Ahora nos hemos hecho grandes, hemos dejado atrás aquella ingenuidad —no sólo personal— y aquella advertencia nos provoca rechazo. Parejo al que nos provoca la exhortación a hacer el bien para evitar el castigo, terreno o ultraterreno. El bien hay que hacerlo porque está bien, nomás, decimos ahora. No se trata de que te estén mirando, o de que te vayan a castigar. Aquello habrá estado bien en estadios más pueriles y toscos de la civilización —cristiana o no. Pero desde entonces hemos progresado, y hoy no necesitamos —y no queremos— una moral heterónoma.

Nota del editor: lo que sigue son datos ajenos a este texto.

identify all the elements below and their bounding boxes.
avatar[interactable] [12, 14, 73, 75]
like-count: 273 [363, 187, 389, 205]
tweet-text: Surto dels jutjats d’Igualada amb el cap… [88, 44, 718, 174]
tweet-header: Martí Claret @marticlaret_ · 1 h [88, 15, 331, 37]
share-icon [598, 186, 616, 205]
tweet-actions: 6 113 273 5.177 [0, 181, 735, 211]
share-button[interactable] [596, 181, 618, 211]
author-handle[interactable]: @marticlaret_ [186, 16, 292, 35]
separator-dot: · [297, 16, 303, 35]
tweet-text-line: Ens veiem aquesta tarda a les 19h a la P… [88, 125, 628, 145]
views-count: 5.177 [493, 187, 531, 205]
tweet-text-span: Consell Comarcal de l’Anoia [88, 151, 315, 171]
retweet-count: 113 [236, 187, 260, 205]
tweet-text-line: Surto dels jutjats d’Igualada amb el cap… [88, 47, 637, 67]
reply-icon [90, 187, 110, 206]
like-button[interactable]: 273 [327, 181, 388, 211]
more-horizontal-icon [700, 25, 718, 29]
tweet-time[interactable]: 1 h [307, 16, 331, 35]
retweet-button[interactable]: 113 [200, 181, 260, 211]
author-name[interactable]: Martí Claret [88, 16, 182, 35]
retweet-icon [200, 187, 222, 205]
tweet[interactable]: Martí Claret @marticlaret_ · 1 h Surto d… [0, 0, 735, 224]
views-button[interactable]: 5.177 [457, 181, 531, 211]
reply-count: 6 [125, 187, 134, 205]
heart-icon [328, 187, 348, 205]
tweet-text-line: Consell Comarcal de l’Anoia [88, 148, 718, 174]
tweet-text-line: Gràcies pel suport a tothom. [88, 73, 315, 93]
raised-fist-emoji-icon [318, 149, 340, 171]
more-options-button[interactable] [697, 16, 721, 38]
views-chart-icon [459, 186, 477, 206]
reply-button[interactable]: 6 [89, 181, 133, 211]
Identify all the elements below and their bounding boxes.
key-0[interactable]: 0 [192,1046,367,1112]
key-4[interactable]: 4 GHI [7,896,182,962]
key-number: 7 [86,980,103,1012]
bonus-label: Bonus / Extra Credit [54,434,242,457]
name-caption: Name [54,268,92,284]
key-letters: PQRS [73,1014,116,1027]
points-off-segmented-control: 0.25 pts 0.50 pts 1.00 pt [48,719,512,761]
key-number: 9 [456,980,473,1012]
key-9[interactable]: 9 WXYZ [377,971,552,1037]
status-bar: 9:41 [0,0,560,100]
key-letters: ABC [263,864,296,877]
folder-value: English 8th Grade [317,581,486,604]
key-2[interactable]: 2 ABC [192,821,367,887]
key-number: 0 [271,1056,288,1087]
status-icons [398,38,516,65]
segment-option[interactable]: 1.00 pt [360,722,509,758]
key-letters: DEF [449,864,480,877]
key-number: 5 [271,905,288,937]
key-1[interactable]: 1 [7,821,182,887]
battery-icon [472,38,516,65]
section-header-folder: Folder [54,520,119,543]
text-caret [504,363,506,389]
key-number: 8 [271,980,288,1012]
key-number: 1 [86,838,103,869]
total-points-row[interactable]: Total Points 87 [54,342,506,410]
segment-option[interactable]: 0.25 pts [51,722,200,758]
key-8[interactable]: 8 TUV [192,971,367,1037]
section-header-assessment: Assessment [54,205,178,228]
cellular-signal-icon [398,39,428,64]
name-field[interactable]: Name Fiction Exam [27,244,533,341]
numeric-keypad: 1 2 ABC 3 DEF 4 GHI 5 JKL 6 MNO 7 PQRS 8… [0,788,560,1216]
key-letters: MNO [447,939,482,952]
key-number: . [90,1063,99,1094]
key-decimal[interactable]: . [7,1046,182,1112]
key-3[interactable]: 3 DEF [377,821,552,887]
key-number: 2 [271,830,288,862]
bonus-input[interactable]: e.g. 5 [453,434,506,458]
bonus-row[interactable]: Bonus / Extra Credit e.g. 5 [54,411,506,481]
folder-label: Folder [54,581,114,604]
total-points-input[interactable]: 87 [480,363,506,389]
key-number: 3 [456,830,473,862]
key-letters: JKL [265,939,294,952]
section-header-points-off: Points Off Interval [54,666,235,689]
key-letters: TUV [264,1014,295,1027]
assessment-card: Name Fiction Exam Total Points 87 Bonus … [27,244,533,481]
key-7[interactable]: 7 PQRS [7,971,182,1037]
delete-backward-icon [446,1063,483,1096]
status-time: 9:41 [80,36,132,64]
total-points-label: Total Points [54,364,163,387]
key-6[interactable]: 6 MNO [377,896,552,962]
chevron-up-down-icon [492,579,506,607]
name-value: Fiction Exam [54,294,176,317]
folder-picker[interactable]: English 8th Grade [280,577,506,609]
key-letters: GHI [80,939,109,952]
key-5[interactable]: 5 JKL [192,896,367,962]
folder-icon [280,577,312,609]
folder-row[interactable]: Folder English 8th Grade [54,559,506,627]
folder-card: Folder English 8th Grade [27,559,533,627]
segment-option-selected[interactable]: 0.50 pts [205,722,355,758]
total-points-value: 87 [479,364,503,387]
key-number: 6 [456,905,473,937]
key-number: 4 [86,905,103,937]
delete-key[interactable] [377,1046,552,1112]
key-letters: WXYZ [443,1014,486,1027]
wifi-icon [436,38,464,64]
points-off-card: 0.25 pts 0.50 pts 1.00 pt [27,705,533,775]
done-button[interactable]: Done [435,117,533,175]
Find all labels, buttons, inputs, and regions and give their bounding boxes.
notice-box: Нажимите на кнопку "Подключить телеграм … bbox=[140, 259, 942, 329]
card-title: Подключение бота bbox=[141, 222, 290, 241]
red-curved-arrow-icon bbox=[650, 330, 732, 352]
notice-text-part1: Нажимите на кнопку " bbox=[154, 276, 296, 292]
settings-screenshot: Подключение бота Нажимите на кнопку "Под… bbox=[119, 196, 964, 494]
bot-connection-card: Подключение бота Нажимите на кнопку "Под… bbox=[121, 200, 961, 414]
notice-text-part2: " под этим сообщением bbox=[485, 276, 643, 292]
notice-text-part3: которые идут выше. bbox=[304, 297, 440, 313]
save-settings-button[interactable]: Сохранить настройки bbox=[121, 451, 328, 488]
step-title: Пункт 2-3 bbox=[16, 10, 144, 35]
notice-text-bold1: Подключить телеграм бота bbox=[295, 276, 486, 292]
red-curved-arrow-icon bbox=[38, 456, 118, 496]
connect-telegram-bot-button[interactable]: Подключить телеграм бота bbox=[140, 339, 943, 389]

Y no lo digo con sorna. Al menos, no con demasiada. Yo no tengo problemas en admitir que aquella visión ingenua tenía su falsedad y su peligro. Pero sí me resisto a despreciarla así, sin más. Como creo que, en buena teología, aquello de moral autónoma vs. moral heterónoma es un falso dilema.
Aquello de «portate bien, Dios te está mirando»… yo no lo desprecio, ni siquiera al nivel moralista. Yo, al menos, tengo la fuerte impresión de que buena parte de mis pecados cotidianos no los cometería si estuviera más convencido de que Dios me está mirando.
Y por lo mismo… no saben cuánto quisiera tener algo más de esa conciencia habitual… Sentir continuamente la presencia y la mirada de Dios sobre mí.
A esta impresión podrían oponerse varias objeciones. Vayan dos.
Primero: se dirá que esto no es más que una imaginación. Que la presencia habitual de Dios en un alma se da de otra manera: es la santidad, vamos. Y la santidad no implica esta conciencia presencial, y el santo obra bien sin necesidad de eso. Se dirá que la cuestión de fondo es tener fe; pero que la fe no tiene mucho que ver con esa sensación de presencia, y de hecho no es incompatible con el pecado: uno puede bien creer en Dios, y aun así pecar.
A todo lo cual no podré oponer demasiado; pero sí diré que lo último, sobre todo me inquieta un poco. Porque me cuesta descartar la idea de que ciertos pecados (digamos: los que uno no cometería si tuviera la sensación de «tener a Dios adelante») no sean un signo, por lo mismo, de falta de fe.
Segundo: se dirá que esta idea es policíaca y siniestra. Que sólo apunta a suprimir los pecados, en lugar de fomentar la virtud. Moral negativa, que en su obsesión por no hacer el mal se termina olvidando de hacer el bien.
Pero… no crean. Yo, al menos, cuando me lamento por este género de pecados, estoy incluyendo (y no en último lugar) mis pecados de omisión. No puedo evitar pensar que, si me olvidara menos de la presencia de Dios, usaría muchísimo mejor de mi tiempo, y sería así más caritativo y -por consecuencia- más feliz.
Y por todo eso, aunque sea a contrapelo de ciertos naturales desprecios, no renuncio a pedir, como reza un niño: «Dios, haceme ver que me estás viendo, así me porto bien».